The deep South during the Civil War was a land of battlefields and abandoned homesteads. Men had gone off to kill each other, leaving their families behind to fend for themselves amid the chaos. For three women on a farm in Georgia, that would mean defending their very lives against the uncontrolled violence that roamed free. Augusta, the eldest, was in charge, making sure the girls held strong, kept at the work, didn’t lose hope. Mad, the slave, was unaccustomed to friendship from those who owned her, but times had turned old roles on their head. And Louise, the youngest, still hopeful that her papa would come back, still stuck in the old ways. The trio would stand together to defend their farm and their lives when rogue soldiers came carousing, forming a bond that would never break.
This film was touted early as an Oscar sleeper, but fell very, very short. It did win a couple smaller awards, but I think we can chalk that up partly to content and partly to the melodramatic Academy feel that so often accompanies stark violence.
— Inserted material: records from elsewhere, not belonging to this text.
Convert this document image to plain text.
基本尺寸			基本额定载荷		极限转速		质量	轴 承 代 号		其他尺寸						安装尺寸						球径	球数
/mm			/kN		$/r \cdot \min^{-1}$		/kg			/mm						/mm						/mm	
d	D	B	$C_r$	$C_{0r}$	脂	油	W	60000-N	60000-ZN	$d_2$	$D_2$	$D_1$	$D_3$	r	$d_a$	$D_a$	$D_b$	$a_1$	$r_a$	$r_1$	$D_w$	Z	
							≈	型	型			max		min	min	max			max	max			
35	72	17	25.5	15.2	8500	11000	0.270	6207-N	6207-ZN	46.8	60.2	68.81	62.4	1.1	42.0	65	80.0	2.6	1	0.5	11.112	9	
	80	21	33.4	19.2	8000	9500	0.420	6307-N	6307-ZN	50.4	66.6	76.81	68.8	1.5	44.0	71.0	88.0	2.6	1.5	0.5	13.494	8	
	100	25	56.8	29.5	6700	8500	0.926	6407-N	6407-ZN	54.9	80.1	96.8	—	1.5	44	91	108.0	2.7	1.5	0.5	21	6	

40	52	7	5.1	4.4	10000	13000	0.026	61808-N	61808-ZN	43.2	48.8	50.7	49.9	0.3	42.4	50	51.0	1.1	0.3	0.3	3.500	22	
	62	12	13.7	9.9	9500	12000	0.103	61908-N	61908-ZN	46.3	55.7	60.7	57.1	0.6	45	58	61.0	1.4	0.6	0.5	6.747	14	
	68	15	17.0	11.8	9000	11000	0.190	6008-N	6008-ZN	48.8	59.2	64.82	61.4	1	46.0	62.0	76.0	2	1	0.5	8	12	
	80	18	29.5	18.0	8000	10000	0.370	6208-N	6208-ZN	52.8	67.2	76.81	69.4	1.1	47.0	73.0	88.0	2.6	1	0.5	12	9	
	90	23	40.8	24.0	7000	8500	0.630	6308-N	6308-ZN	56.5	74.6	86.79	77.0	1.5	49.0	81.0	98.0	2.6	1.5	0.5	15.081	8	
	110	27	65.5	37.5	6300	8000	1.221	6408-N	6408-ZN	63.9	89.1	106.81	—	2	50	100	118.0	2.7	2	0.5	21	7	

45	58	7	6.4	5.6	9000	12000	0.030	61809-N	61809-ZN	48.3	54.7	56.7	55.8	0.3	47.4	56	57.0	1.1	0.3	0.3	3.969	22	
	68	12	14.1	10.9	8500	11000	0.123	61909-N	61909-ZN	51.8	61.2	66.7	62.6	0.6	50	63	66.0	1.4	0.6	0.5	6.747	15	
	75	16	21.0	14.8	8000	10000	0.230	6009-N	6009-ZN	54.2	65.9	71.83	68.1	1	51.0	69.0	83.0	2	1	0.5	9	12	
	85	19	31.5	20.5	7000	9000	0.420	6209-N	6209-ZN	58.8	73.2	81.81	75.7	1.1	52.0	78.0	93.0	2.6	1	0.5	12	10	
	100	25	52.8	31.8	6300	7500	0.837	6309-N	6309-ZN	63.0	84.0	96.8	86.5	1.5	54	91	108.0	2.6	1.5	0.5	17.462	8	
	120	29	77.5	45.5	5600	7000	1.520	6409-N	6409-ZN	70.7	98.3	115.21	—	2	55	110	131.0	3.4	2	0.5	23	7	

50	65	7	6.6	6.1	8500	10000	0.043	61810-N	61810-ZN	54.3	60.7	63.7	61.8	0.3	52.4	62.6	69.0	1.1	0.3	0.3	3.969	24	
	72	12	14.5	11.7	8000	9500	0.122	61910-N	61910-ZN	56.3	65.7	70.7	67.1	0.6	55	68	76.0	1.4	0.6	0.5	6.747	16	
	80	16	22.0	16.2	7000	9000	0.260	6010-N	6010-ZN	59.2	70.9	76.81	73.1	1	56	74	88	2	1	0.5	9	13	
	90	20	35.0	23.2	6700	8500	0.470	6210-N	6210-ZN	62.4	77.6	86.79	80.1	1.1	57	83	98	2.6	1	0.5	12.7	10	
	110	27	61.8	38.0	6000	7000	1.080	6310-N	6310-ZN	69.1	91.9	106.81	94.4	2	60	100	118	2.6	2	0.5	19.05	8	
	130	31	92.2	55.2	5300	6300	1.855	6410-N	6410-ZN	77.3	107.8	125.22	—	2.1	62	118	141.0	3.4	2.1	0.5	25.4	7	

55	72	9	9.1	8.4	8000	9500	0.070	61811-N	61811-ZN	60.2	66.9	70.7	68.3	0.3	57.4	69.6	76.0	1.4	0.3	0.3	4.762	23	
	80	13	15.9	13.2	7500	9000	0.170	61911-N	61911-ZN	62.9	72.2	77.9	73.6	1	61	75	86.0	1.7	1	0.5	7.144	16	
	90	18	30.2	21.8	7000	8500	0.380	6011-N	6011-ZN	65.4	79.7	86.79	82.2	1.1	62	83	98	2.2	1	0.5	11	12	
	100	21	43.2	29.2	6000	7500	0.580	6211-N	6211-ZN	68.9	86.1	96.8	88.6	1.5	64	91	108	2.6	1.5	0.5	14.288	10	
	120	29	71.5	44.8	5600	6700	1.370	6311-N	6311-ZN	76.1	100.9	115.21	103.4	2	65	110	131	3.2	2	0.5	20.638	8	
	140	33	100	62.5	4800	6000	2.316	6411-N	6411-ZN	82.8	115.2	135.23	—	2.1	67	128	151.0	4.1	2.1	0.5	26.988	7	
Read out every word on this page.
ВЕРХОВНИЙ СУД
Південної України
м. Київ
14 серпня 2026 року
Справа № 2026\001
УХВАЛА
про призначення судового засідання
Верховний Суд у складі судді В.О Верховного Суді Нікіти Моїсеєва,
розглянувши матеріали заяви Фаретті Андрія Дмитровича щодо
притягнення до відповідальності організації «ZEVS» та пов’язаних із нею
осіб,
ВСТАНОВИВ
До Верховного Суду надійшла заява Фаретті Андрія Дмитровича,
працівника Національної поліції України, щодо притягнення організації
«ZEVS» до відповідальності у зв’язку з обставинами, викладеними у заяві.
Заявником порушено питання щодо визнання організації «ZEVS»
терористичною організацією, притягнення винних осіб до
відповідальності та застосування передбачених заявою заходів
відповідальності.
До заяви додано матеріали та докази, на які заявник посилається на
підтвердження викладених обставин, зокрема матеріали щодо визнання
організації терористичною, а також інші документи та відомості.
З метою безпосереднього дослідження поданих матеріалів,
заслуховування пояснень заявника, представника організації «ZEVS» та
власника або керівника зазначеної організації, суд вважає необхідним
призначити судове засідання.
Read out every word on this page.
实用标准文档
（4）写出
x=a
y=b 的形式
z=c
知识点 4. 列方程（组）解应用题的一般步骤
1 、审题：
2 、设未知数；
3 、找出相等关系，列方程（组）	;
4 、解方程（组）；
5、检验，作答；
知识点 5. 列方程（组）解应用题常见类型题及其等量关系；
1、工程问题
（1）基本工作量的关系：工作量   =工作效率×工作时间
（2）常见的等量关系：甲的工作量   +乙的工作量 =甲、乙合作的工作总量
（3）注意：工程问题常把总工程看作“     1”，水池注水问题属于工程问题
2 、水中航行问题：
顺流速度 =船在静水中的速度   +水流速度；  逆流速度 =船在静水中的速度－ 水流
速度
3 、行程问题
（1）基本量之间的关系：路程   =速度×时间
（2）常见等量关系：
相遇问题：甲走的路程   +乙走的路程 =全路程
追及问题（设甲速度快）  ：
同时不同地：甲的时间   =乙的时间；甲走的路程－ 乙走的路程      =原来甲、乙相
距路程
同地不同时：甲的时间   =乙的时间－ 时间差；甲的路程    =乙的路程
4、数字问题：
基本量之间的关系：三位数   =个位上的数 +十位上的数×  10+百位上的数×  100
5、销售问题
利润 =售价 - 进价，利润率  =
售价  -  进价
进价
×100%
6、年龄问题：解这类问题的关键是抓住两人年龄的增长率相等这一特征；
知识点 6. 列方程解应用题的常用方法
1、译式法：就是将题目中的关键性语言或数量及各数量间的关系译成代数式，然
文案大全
Just because the story centered on the Civil War, women were given solid parts, and the characters had to deal with death doesn’t automatically make The Keeping Room a winner, and actually I think it went the other way. The pace, for one, was so misguided, never forced to march, always allowed to meander. And the acting was theatre at best, forcing tears and using old tricks, never convincing us that there was honest emotion there to display. Slow to the point of napping, overwrought with crying and pain, this is a movie that misses the stirring drama it was desperately trying to be.